En la «Kulturkampf» nombre debido a un liberal decidido y un sabio de fama mundial, R. Wirchow, el «Artículo sobre el púlpito» se convirtió en ley del Reich en 1871. Según él, ningún clérigo podía tratar asuntos de estado «de tal modo que ponga en peligro el orden público». La Ley de Inspección Escolar de 1872 substituyó la inspección eclesiástica por la estatal. La ley relativa a los jesuitas, promulgada ese mismo año, atajaba rigurosamente cualquier actividad de la «Compañía» y órdenes afines sobre suelo alemán. Otros decretos similares, desde las leyes de mayo de 1873, pasando por la ley relativa a expatriación, la relativa al establecimiento de la obligatoriedad del matrimonio civil, hasta la ley de la «cesta de pan» y de los conventos, de 1875, sirvieron asimismo para poner límite a la política de poder del clero.
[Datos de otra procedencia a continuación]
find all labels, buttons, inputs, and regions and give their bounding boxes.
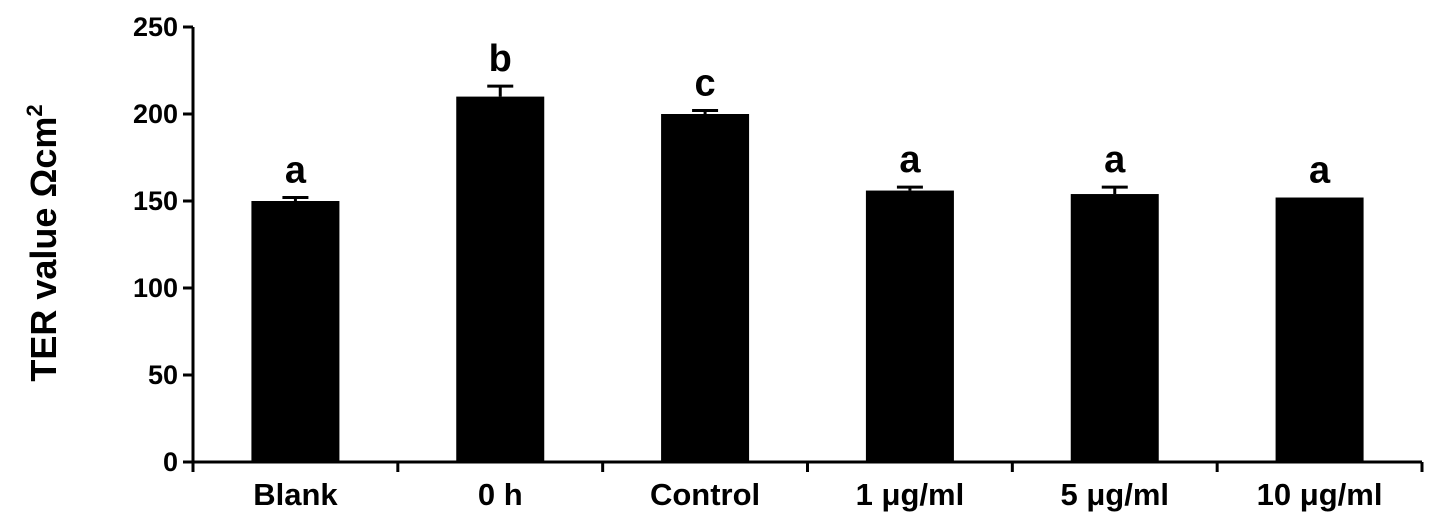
- y-tick-label: 200: [133, 99, 178, 129]
- bars-group: [251, 84, 1364, 463]
- x-category-label: 5 μg/ml: [1060, 477, 1169, 512]
- x-axis-ticks: [191, 462, 1424, 472]
- significance-label: a: [1309, 150, 1331, 192]
- x-category-label: Blank: [253, 477, 338, 512]
- x-category-label: Control: [650, 477, 760, 512]
- bar: [865, 190, 954, 462]
- bar: [251, 201, 340, 462]
- y-axis-title-superscript: 2: [22, 104, 47, 116]
- bar: [1275, 197, 1364, 462]
- y-tick-label: 0: [163, 447, 178, 477]
- x-category-label: 1 μg/ml: [856, 477, 965, 512]
- labels-group: a Blank b 0 h c Control a 1 μg/ml a 5 μg/ml a 10 μg…: [253, 38, 1382, 512]
- significance-label: a: [899, 139, 921, 181]
- bar: [1070, 194, 1159, 463]
- y-tick-label: 100: [133, 273, 178, 303]
- bar: [456, 96, 545, 462]
- bar: [661, 114, 750, 462]
- x-category-label: 0 h: [478, 477, 523, 512]
- y-axis-title: TER value Ωcm2: [22, 104, 64, 381]
- significance-label: b: [489, 38, 512, 80]
- y-axis-title-text: TER value Ωcm: [23, 117, 64, 382]
- y-axis-ticks: 0 50 100 150 200 250: [133, 12, 193, 477]
- y-tick-label: 50: [148, 360, 178, 390]
- y-tick-label: 150: [133, 186, 178, 216]
- significance-label: a: [285, 150, 307, 192]
- significance-label: c: [695, 63, 716, 105]
- x-category-label: 10 μg/ml: [1257, 477, 1383, 512]
- y-tick-label: 250: [133, 12, 178, 42]
- significance-label: a: [1104, 139, 1126, 181]
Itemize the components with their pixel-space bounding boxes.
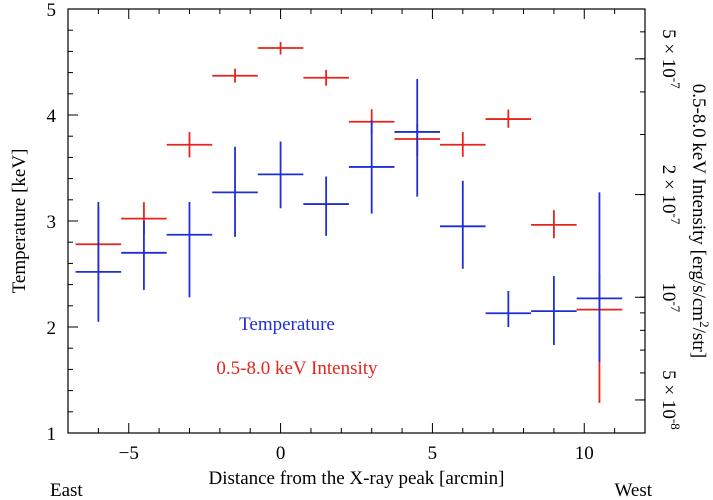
y2-tick-label: 10-7 xyxy=(658,282,683,312)
x-tick-label: −5 xyxy=(119,443,139,464)
x-tick-label: 0 xyxy=(276,443,286,464)
y-tick-label: 2 xyxy=(47,318,57,339)
x-tick-label: 10 xyxy=(575,443,594,464)
y2-title-part: /str] xyxy=(688,328,709,359)
tick-marks xyxy=(67,8,646,434)
y2-tick-exponent: -8 xyxy=(668,419,683,430)
y-axis-title: Temperature [keV] xyxy=(9,149,30,294)
y2-tick-label: 5 × 10-8 xyxy=(658,370,683,430)
y2-tick-mantissa: 2 × 10 xyxy=(658,165,679,214)
y2-tick-label: 5 × 10-7 xyxy=(658,29,683,89)
y-tick-label: 1 xyxy=(47,424,57,445)
direction-east-label: East xyxy=(50,480,83,500)
y2-tick-mantissa: 10 xyxy=(658,282,679,301)
direction-west-label: West xyxy=(614,480,652,500)
legend-intensity: 0.5-8.0 keV Intensity xyxy=(216,358,378,379)
y2-tick-mantissa: 5 × 10 xyxy=(658,29,679,78)
y2-tick-label: 2 × 10-7 xyxy=(658,165,683,225)
series-temperature xyxy=(75,78,623,362)
y2-tick-exponent: -7 xyxy=(668,301,683,312)
series-layer xyxy=(75,42,623,403)
y2-tick-mantissa: 5 × 10 xyxy=(658,370,679,419)
x-tick-label: 5 xyxy=(428,443,438,464)
y2-tick-exponent: -7 xyxy=(668,214,683,225)
y-tick-label: 3 xyxy=(47,212,57,233)
y2-tick-exponent: -7 xyxy=(668,78,683,89)
y-tick-label: 4 xyxy=(47,106,57,127)
y-tick-label: 5 xyxy=(47,0,57,21)
legend-temperature: Temperature xyxy=(239,314,335,335)
y2-axis-title: 0.5-8.0 keV Intensity [erg/s/cm2/str] xyxy=(688,84,712,358)
y2-title-part: 0.5-8.0 keV Intensity [erg/s/cm xyxy=(688,84,709,322)
y2-title-superscript: 2 xyxy=(697,321,712,328)
series-intensity xyxy=(75,42,623,403)
x-axis-title: Distance from the X-ray peak [arcmin] xyxy=(209,468,505,489)
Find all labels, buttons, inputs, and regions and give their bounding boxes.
Pío IX halló que la situación alemana era aún peor que la italiana. Y como quiera que los intentos de Bismarck para atraer a su campo a Austria-Hungría en la cuestión de la Kulturkampf no fueron del todo infructuosos —en 1879 concluyó con ella la Doble Alianza, que se fue convirtiendo paulatinamente en el único fundamento de la política alemana hasta la 1.a Guerra Mundial— el papa puso sus esperanzas en Francia. Ésta había sido debilitada y era además republicana, pero el papa confiaba en un restablecimiento de la monarquía en París: «dans un avenir plus ou moins éloigné». Esos sueños se veían favorecidos por las tensiones entre el reino de Italia y la república de Francia y por cierta vaticanofilia del gobierno Thiers-Favre, que, barruntando ya una alianza germano-italiana, tenía interés en el debilitamiento de Italia y, consecuentemente, en la «cuestión romana».
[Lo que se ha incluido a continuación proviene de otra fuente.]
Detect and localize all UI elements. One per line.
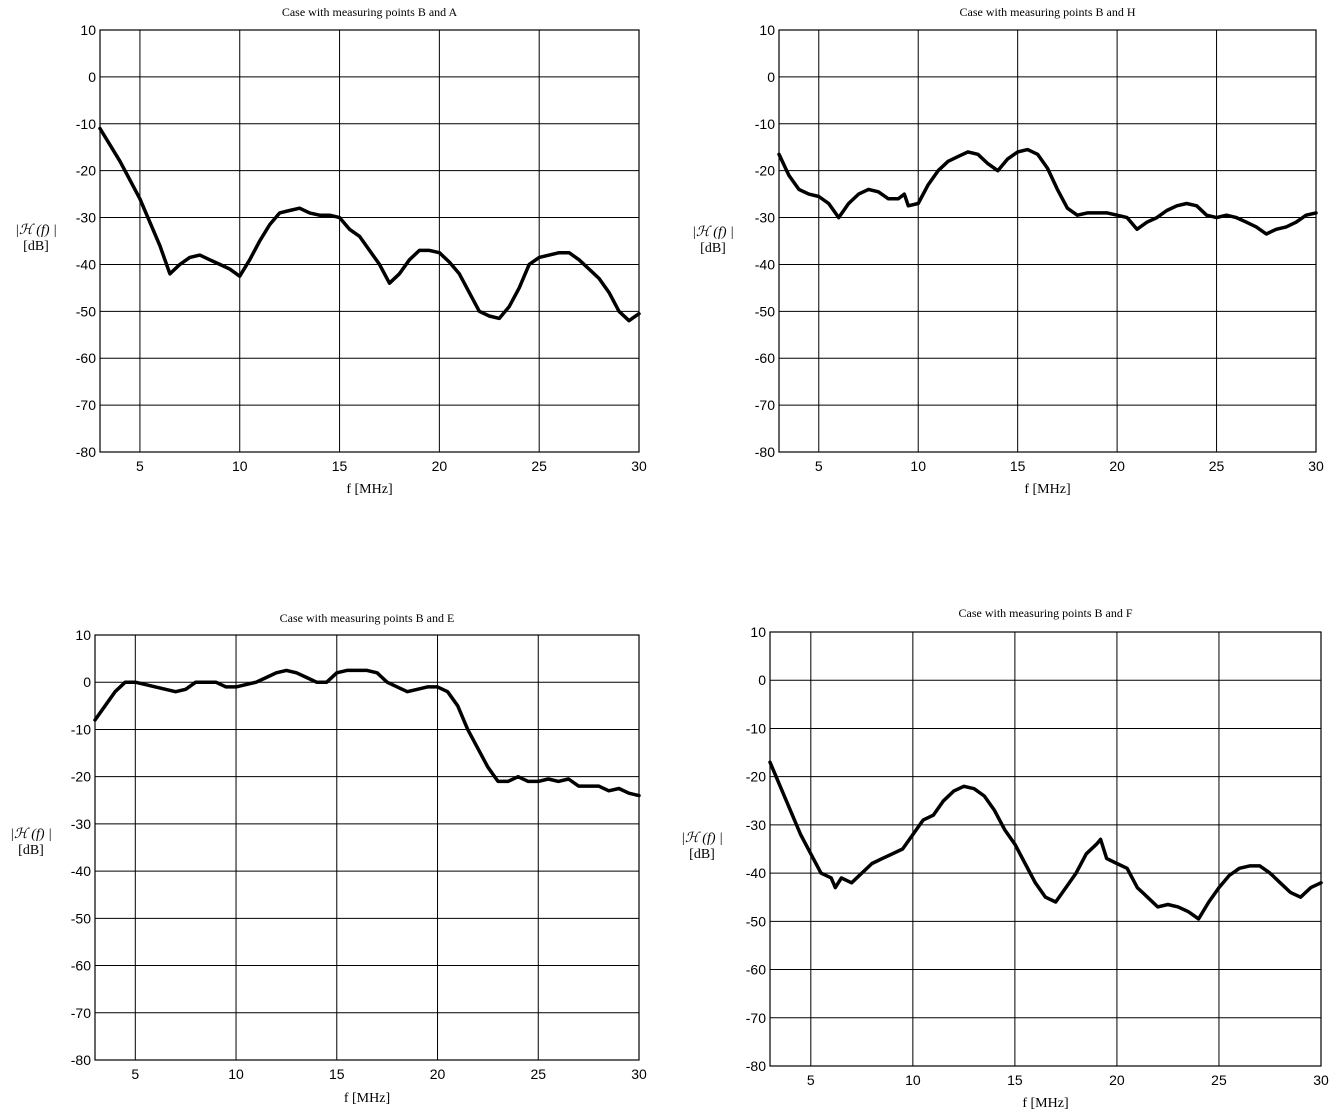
y-tick-label: -70 — [71, 1005, 91, 1021]
y-tick-label: -60 — [76, 350, 96, 366]
y-tick-label: -40 — [746, 865, 766, 881]
y-tick-label: -60 — [755, 350, 775, 366]
x-tick-label: 15 — [1010, 458, 1026, 474]
y-tick-label: -10 — [755, 116, 775, 132]
y-axis-label: [dB] — [689, 847, 715, 862]
x-tick-label: 5 — [807, 1072, 815, 1088]
y-tick-label: -20 — [71, 769, 91, 785]
y-tick-label: -20 — [746, 769, 766, 785]
y-tick-label: -80 — [76, 444, 96, 460]
x-tick-label: 10 — [232, 458, 248, 474]
y-tick-label: -10 — [746, 720, 766, 736]
plot-area — [100, 30, 639, 452]
y-tick-label: 10 — [759, 22, 775, 38]
y-tick-label: 0 — [88, 69, 96, 85]
axes-frame — [94, 634, 640, 1061]
y-tick-label: -80 — [755, 444, 775, 460]
y-tick-label: 0 — [758, 672, 766, 688]
x-tick-label: 30 — [1308, 458, 1324, 474]
x-tick-label: 30 — [631, 1066, 647, 1082]
axes-frame — [99, 29, 640, 453]
y-tick-label: -40 — [76, 256, 96, 272]
chart-title: Case with measuring points B and F — [959, 606, 1133, 620]
x-tick-label: 5 — [136, 458, 144, 474]
y-tick-label: -80 — [71, 1052, 91, 1068]
plot-area — [779, 30, 1316, 452]
y-tick-label: -30 — [755, 210, 775, 226]
x-axis-label: f [MHz] — [344, 1091, 390, 1106]
y-tick-label: -50 — [76, 303, 96, 319]
chart-panel-b-and-e: 5 10 15 20 25 30 10 0 -10 -20 -30 -40 -50 -60 -70 -80 Ca… — [10, 611, 647, 1106]
axes-frame — [769, 631, 1322, 1067]
y-tick-label: -80 — [746, 1058, 766, 1074]
plot-area — [95, 635, 639, 1060]
x-tick-label: 25 — [1209, 458, 1225, 474]
x-axis-label: f [MHz] — [1024, 482, 1070, 497]
y-axis-label: |ℋ (f) | — [10, 827, 52, 842]
y-axis-label: |ℋ (f) | — [692, 225, 734, 240]
x-tick-label: 20 — [432, 458, 448, 474]
x-tick-label: 30 — [631, 458, 647, 474]
x-axis-label: f [MHz] — [1022, 1096, 1068, 1111]
series-line — [768, 760, 1323, 921]
x-axis-label: f [MHz] — [346, 482, 392, 497]
series-line — [98, 126, 641, 323]
chart-title: Case with measuring points B and A — [282, 5, 458, 19]
chart-panel-b-and-f: 5 10 15 20 25 30 10 0 -10 -20 -30 -40 -50 -60 -70 -80 Ca… — [681, 606, 1329, 1111]
chart-panel-b-and-h: 5 10 15 20 25 30 10 0 -10 -20 -30 -40 -50 -60 -70 -80 Ca… — [692, 5, 1324, 497]
x-tick-label: 10 — [905, 1072, 921, 1088]
y-axis-label: [dB] — [18, 843, 44, 858]
y-tick-label: -60 — [71, 958, 91, 974]
x-tick-label: 20 — [1109, 1072, 1125, 1088]
x-tick-label: 15 — [329, 1066, 345, 1082]
x-tick-label: 5 — [815, 458, 823, 474]
y-axis-label: [dB] — [700, 241, 726, 256]
x-tick-label: 15 — [1007, 1072, 1023, 1088]
series-line — [777, 147, 1318, 236]
x-tick-label: 25 — [531, 458, 547, 474]
axes-frame — [778, 29, 1317, 453]
y-tick-label: -50 — [746, 913, 766, 929]
y-tick-label: 0 — [767, 69, 775, 85]
x-tick-label: 10 — [228, 1066, 244, 1082]
x-tick-label: 25 — [1211, 1072, 1227, 1088]
y-axis-label: |ℋ (f) | — [681, 831, 723, 846]
y-tick-label: -10 — [71, 721, 91, 737]
x-tick-label: 10 — [910, 458, 926, 474]
y-tick-label: -40 — [71, 863, 91, 879]
x-tick-label: 30 — [1313, 1072, 1329, 1088]
y-tick-label: -70 — [746, 1010, 766, 1026]
chart-title: Case with measuring points B and E — [280, 611, 455, 625]
y-tick-label: -50 — [755, 303, 775, 319]
y-tick-label: -20 — [76, 163, 96, 179]
series-line — [93, 668, 641, 798]
y-tick-label: -50 — [71, 910, 91, 926]
y-tick-label: -30 — [746, 817, 766, 833]
y-tick-label: -70 — [755, 397, 775, 413]
chart-title: Case with measuring points B and H — [960, 5, 1136, 19]
y-tick-label: -60 — [746, 962, 766, 978]
y-tick-label: -10 — [76, 116, 96, 132]
y-tick-label: 10 — [80, 22, 96, 38]
y-tick-label: -20 — [755, 163, 775, 179]
y-tick-label: 10 — [750, 624, 766, 640]
x-tick-label: 5 — [131, 1066, 139, 1082]
y-tick-label: -30 — [76, 210, 96, 226]
y-axis-label: [dB] — [23, 239, 49, 254]
plot-area — [770, 632, 1321, 1066]
y-tick-label: -30 — [71, 816, 91, 832]
x-tick-label: 15 — [332, 458, 348, 474]
x-tick-label: 20 — [1109, 458, 1125, 474]
x-tick-label: 20 — [430, 1066, 446, 1082]
chart-panel-b-and-a: 5 10 15 20 25 30 10 0 -10 -20 -30 -40 -50 -60 -70 -80 Ca… — [15, 5, 647, 497]
y-tick-label: -40 — [755, 256, 775, 272]
y-axis-label: |ℋ (f) | — [15, 223, 57, 238]
y-tick-label: 10 — [75, 627, 91, 643]
y-tick-label: -70 — [76, 397, 96, 413]
y-tick-label: 0 — [83, 674, 91, 690]
x-tick-label: 25 — [530, 1066, 546, 1082]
Pío IX no fue, en cambio, capaz de asociar también a Austria-Hungría en el complot. El conde Gyula Andrássy el Viejo, ministro de asuntos exteriores de la monarquía danubiana a partir de 1871, desechó bruscamente la Entente entre Viena y París, objetivo del papa. En una anotación marginal, destinada al emperador, Andrássy hacía constar que «quien daba ahora el consejo de ir juntamente con Francia era el mismo Pío IX que en 1848, unido a Carlos Alberto, alzó la bandera de la revolución poniendo con su propia mano la primera piedra de esa Italia cuya existencia lamenta ahora». El conde Andrássy no se olvidó tampoco al respecto de indicar a su majestad que había sido el «legado papal quien había ayudado a librar la batalla de Mohacs» al rey de Hungría Luis II, quien perdió en ella la corona y la vida.
Así estaban las cosas cuando Pío IX, después de un pontificado de 32 años, murió el 7 de febrero de 1878 de forma casi inesperada, pese a su elevada edad, y tan amado por los romanos que éstos, tres años después, con motivo del traslado de sus restos desde San Pedro a la iglesia de San Lorenzo fuori le mura, intentaron lanzar el sarcófago desde el puente del Tiber frente al castillo de Santángelo. Todo ello en medio de los excesos más ultrajantes[7].